A quick look at the program's early results (it was launched in 2004) shows why the programs gained the attention of the award committee. Two cohorts were followed; in both, 75% percent of participants achieved the door-to-balloon time goal of 90 minutes or less, although their baseline rates were about 59% and 37%, respectively. Both cohorts also cut their rates of serious complications approximately in half.
Like many patient safety programs, this one got its impetus from the Institute of Medicine's landmark To Err is Human publication in 1998. "We had some hospital systems willing to be involved in this, and local chapters of the American College of Cardiology, so it started as a collaborative effort with various stakeholders," notes Robert Krebbs, program manager. There were 16 hospitals participating in the first year, he says, and today there are 69. "That's over 95% of inpatient facilities," says Krebbs, adding that the program is now "rolling over" into other WellPoint states.
Data collected regularly
Krebbs explains that on a quarterly and annual basis, participating hospitals send demographic information on their performance in "nationally endorsed, well recognized evidence-based" measures. These include, for example, The Joint Commission's National Patient Safety Goals, standards from the National Quality Forum, the IHI 5 Million Lives campaign, and CPOE. "We use a third-party organization (called the Patient Safety Organization) to collect and validate the data, and then we receive the scores back," he adds.
Krebbs says this use of a third party, trusted intermediary specializing in health care quality improvement and patient safety "provides an unbiased evaluation of Q-HIPSM submissions."
There is regular communication with the participating hospitals, he says. "We update the scorecard on an annual basis, and we share a copy with the hospitals," he says. "We have an annual meeting of all the hospitals to let them know what's coming up." In addition, he says, there is an external advisory panel with representatives from each hospital, and they also provide quarterly previews of what may be changing in the near future.

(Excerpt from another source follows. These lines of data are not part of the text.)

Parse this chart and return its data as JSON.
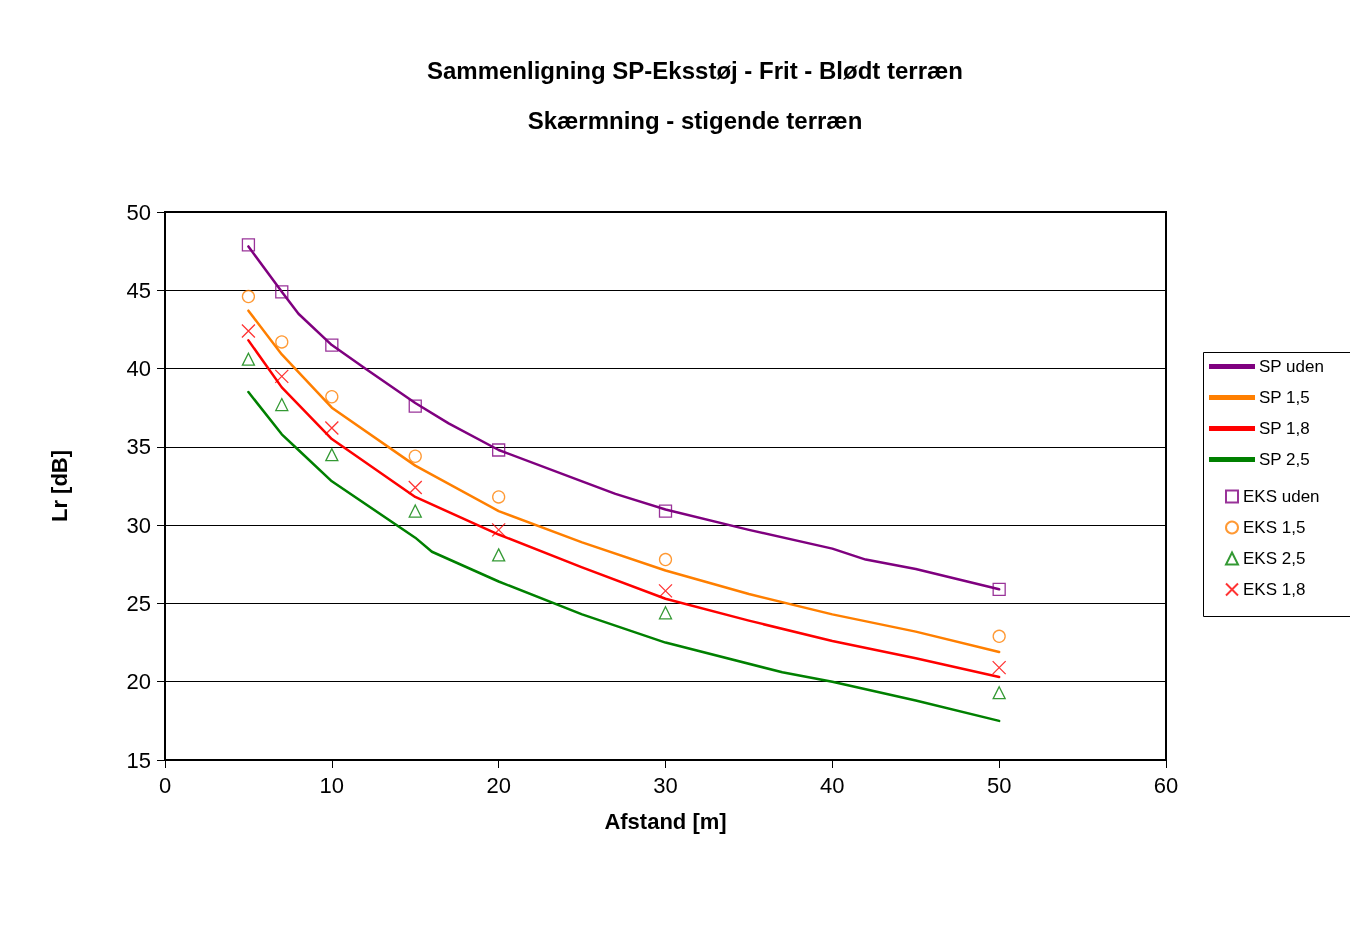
{
  "chart_data": {
    "type": "line",
    "title": "Sammenligning SP-Eksstøj - Frit - Blødt terræn\nSkærmning - stigende terræn",
    "xlabel": "Afstand [m]",
    "ylabel": "Lr [dB]",
    "xlim": [
      0,
      60
    ],
    "xticks": [
      0,
      10,
      20,
      30,
      40,
      50,
      60
    ],
    "ylim": [
      15,
      50
    ],
    "yticks": [
      15,
      20,
      25,
      30,
      35,
      40,
      45,
      50
    ],
    "grid": "y",
    "legend": "right",
    "marker": "none",
    "series": [
      {
        "name": "SP uden",
        "color": "#7f007f",
        "x": [
          5,
          7,
          8,
          10,
          12,
          15,
          17,
          20,
          25,
          27,
          30,
          35,
          40,
          42,
          45,
          50
        ],
        "values": [
          47.8,
          44.9,
          43.5,
          41.5,
          40,
          37.8,
          36.5,
          34.8,
          32.8,
          32,
          31,
          29.7,
          28.5,
          27.8,
          27.2,
          25.9
        ]
      },
      {
        "name": "SP 1,5",
        "color": "#ff7f00",
        "x": [
          5,
          7,
          10,
          15,
          20,
          25,
          30,
          35,
          40,
          45,
          50
        ],
        "values": [
          43.7,
          40.9,
          37.5,
          33.8,
          30.9,
          28.9,
          27.1,
          25.6,
          24.3,
          23.2,
          21.9
        ]
      },
      {
        "name": "SP 1,8",
        "color": "#ff0000",
        "x": [
          5,
          7,
          10,
          15,
          20,
          25,
          30,
          35,
          40,
          45,
          50
        ],
        "values": [
          41.8,
          38.8,
          35.5,
          31.8,
          29.4,
          27.3,
          25.3,
          23.9,
          22.6,
          21.5,
          20.3
        ]
      },
      {
        "name": "SP 2,5",
        "color": "#008000",
        "x": [
          5,
          7,
          8,
          10,
          15,
          16,
          20,
          25,
          30,
          37,
          40,
          45,
          50
        ],
        "values": [
          38.5,
          35.8,
          34.8,
          32.8,
          29.2,
          28.3,
          26.4,
          24.3,
          22.5,
          20.6,
          20,
          18.8,
          17.5
        ]
      },
      {
        "name": "EKS uden",
        "type": "scatter",
        "marker": "square",
        "color": "#7f007f",
        "x": [
          5,
          7,
          10,
          15,
          20,
          30,
          50
        ],
        "values": [
          47.9,
          44.9,
          41.5,
          37.6,
          34.8,
          30.9,
          25.9
        ]
      },
      {
        "name": "EKS 1,5",
        "type": "scatter",
        "marker": "circle",
        "color": "#ff7f00",
        "x": [
          5,
          7,
          10,
          15,
          20,
          30,
          50
        ],
        "values": [
          44.6,
          41.7,
          38.2,
          34.4,
          31.8,
          27.8,
          22.9
        ]
      },
      {
        "name": "EKS 2,5",
        "type": "scatter",
        "marker": "triangle",
        "color": "#008000",
        "x": [
          5,
          7,
          10,
          15,
          20,
          30,
          50
        ],
        "values": [
          40.6,
          37.7,
          34.5,
          30.9,
          28.1,
          24.4,
          19.3
        ]
      },
      {
        "name": "EKS 1,8",
        "type": "scatter",
        "marker": "cross",
        "color": "#ff0000",
        "x": [
          5,
          7,
          10,
          15,
          20,
          30,
          50
        ],
        "values": [
          42.4,
          39.5,
          36.2,
          32.4,
          29.7,
          25.8,
          20.9
        ]
      }
    ]
  }
}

The financial rewards are set on a contractual basis, as a percentage "tacked on" adjustment to the facility's reimbursement rate. "We usually use 2% as an example on a hospital basis," says Krebbs.
Anthem's goal, he adds, is to achieve a common high level of care among all hospitals. "If you look at hospital quality as a bell curve, our goal is to tighten that curve," he says.
Public reporting begun
Effective November 2007, Anthem has made its hospital quality reports available on its web site, www.anthem.com. The Hospital Performance Reports focus on five health outcomes: cardiac care (cardiac catheterization and angioplasty); heart attack; heart failure; pneumonia; and surgical infection prevention. Visitors can view a detailed performance report for any Anthem-network hospital that participates in Q-HIP, or a side-by-side comparison of Q-HIP-participating hospitals in a specific region. Each Hospital Performance Report identifies where a hospital scored higher than the Virginia Q-HIP average.